Interestingly, we found that necroptosis may be a constituent of ferroptosis, with reduced GPX4 expression being the potential common link. In a model of COPD, Yoshida et al. reported that in addition to ferroptosis, GPX4 was involved in the release of disease associated molecular patterns that were capable of triggering necroptosis. These findings suggest that the processes underlying ferroptosis may also be involved in additional forms of (regulated) necrotic cell death, and the participation of necroinflammatory amplification loops [55]. Confirming the co-existence of several inter-related necrotic cell death pathways will be important, as it is highly likely that they will contribute to tissue injury, inflammation and organ dysfunction in CF and other lung diseases.

The relevance of ferroptosis to disease pathogenesis and lung destruction in CF requires further investigation. However, we hypothesise that ferroptosis and the potential co-existence of necroptosis play central roles in initiation and maintenance of redox stress and chronic inflammation in the CF lung and possibly other organ systems. Demonstrating that ferroptosis is a driver of disease in CF offers the opportunity to intervene therapeutically and in this study we showed that the GSH prodrug N-acetylcysteine (NAC) was able to recover the levels of GSH back to normal and alleviate erastin-induced ferroptotic cell death. DFO was also able to prevent ferroptosis in the IB3-1 CF AECs, presumably through its ability to chelate ferric iron safely and circumvent the generation of redox active ferrous iron. The use of NAC and iron chelation therapy have both been considered in CF lung disease, but not in the context of ferroptosis and further studies are warranted.

Conclusion

In summary, our novel findings indicate that IB3-1 cystic fibrosis AECs are much more susceptible to cell death by ferroptosis than their cognate C38 AECs, which appears underpinned by abnormal intracellular accumulation of ferrous iron, and decreased antioxidant defences, as manifested by low GSH and GPX4 levels, and unrestrained lipid peroxidation.
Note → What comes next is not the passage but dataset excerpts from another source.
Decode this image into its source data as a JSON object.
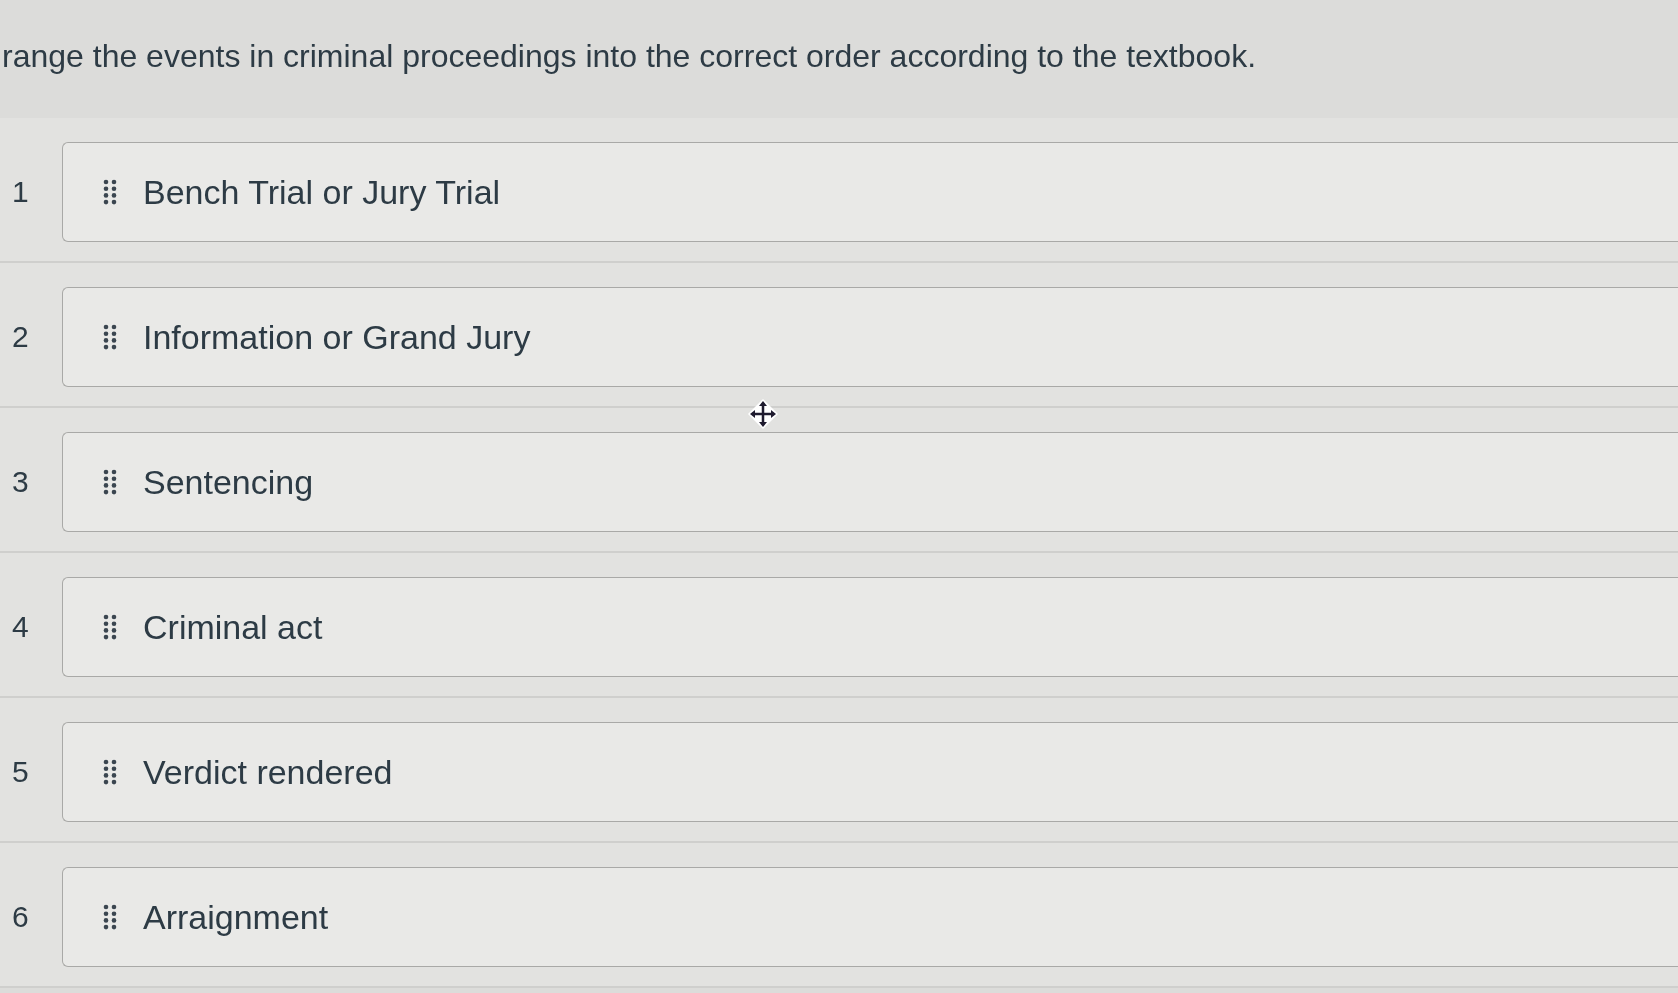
{
  "question": "range the events in criminal proceedings into the correct order according to the textbook.",
  "items": [
    {
      "number": "1",
      "label": "Bench Trial or Jury Trial"
    },
    {
      "number": "2",
      "label": "Information or Grand Jury"
    },
    {
      "number": "3",
      "label": "Sentencing"
    },
    {
      "number": "4",
      "label": "Criminal act"
    },
    {
      "number": "5",
      "label": "Verdict rendered"
    },
    {
      "number": "6",
      "label": "Arraignment"
    }
  ]
}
While lipid peroxides and high iron levels have been detected in the lungs of cystic fibrosis patients, it remains unclear to what extent ferroptosis may be involved in the initiation and maintenance of disease, but better understanding of how ferroptosis contributes to the pathophysiology of cystic fibrosis lung disease is critical and may provide the impetus to new therapeutic interventions.